If I could, I would, but its too late, so I ain’t.
One day someone will bring this software into Haiku & we will be happy.
It is a better youtube-dl that allows you to bring most online vids onto your machine to watch with your own favourite media player. I use VLC on Linux. It works great. It would be a work around the viewing problems that we currently have with Web+ & youtube vids, for instance.
Ported software is in the repo, you can find it by asking pkgman
pkgman seach cmd:youtube-dl will list packages with that command inside and
pkgman install cmd:youtube-dl will try to install a package with the command
Cool, I like that. I’m going to have to start a new section in my reference notes for Haiku. I’ve got my Linux stuff that I’ve accumulated of the years - which really helps me out, as I forget how I do things really quickly these days. But I know I have important things noted down.
I’ve been using a file manager called Worker (incredibly configurable) I wrote this wiki page:
on it many years ago (~10 years) now (that date 7-sep-21, must be when they upgraded their wiki software? I haven’t been using Manjaro now for ~5 years plus).
Anyway, I’d have a whole bank of buttons that would just have titles of documents that mostly I’d written that I could reference.
They could remind me of something as simple as the dd command that I want to use to do something. Or how to label an NTFS partition from Linux, or how to set the sound device in alsa, or whatever. Really helpful & simple to get at. If you like doing things that way at least.
There is even a graphical app called UberTuber that you can find in HaikuDepot, that allows to make this even easier. Keep it running in the background, it will check your clipboard for anything that looks like a youtube URL, and offer to download the video and show it in MediaPlayer. It uses youtube-dl in the background, but connects it together with other Haiku apps.
Something that they did in MX, was replace youtube-dl with yt-dlp, as youtube-dl is no longer supported (I believe) & yt-dlp is 100% compatible plus has extra capabilities. The MX team didn’t really tell anyone initially that when they called youtube-dl they were actually calling yt-dlp.

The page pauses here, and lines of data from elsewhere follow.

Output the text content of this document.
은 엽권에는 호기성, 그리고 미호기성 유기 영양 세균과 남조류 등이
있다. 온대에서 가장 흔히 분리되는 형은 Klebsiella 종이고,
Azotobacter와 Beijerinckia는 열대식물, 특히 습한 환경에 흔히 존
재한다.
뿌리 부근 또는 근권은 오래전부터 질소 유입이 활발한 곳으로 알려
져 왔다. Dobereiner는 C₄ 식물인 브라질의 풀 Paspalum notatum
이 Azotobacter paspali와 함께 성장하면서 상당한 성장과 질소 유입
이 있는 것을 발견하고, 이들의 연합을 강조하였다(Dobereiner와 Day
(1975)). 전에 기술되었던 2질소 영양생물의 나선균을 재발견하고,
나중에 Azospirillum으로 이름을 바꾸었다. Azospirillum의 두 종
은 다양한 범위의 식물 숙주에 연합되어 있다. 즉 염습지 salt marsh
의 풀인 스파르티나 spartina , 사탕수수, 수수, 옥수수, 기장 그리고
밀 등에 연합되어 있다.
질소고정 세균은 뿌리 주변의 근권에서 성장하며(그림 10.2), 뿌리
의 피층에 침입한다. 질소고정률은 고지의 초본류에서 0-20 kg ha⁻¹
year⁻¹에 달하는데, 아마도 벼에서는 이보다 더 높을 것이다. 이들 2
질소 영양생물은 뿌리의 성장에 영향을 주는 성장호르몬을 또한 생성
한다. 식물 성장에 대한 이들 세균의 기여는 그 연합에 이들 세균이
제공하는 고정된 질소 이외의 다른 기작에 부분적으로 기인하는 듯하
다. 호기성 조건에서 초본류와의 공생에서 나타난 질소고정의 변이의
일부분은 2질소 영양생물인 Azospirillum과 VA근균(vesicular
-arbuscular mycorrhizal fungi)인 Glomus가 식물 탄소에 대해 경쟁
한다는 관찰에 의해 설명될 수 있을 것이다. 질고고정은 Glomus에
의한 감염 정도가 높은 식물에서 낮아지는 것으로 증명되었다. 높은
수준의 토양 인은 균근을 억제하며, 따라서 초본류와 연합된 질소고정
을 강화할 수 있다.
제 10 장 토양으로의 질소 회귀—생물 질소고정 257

I expect that a lot of tools that were made for youtube-dl maybe also doing the same thing in the background?
Worker uses X11 for its GUI directly. I tried building it with Xlibe some months ago, but I just got mostly white screens with some text drawn. Probably there’s some major bug(s) in Xlibe in the drawing logic, but I didn’t really spend much time trying to find it. Perhaps someone who has worked on Worker before can investigate.
I would avoid UberTuber…
It much more reliable to use a little script directly, see this example.
I tried to use yt-dlp with UberTuber, but it is not 100% compatible with youtube-dl: There’s no command to get the title of the video, and the parameter “–get-filename” doesn’t return the exact filename of the video that gets downloaded. The latter pretty much makes UberTuber useless, and prevents adding the META:url attribute in above mentioned script.
Thanks for the info’ @waddlesplash , I’ll get around to having installing Xlibe & seeing if I can come up with anything useful. Beyond minimal scripting, I’m no dev.
On Linux I mostly just copy the URL to the terminal. I used to use a simple little script:
#!/bin/bash
#
# I run this from ~/.bashrc with the following alias:
# alias dv="sh ./dl-youtube"
# youtube-dl is set in its ~/.config to download to a specific path.
# 136 = 720p (much smaller file size than 1080p).
# 137 = 1080p ~twice the size as that from using "136"
# 248 = 1080p webm format, much larger than if using "137" but best quality available.
# 140 = best sound quality format available. Adding this to 136 caused access failure?
echo Please, Enter a URL
read URL
/usr/bin/youtube-dl $URL ## I've gone to this (& it still isn't working?)
## $ youtube-dl <URL> seems to be working. G**gle must have changed something.
## USE THE FOLLOWING WHEN YOU GET THIS ERROR:
## "ERROR: requested format not available"
## & the youtube-dl will use it instead of failing.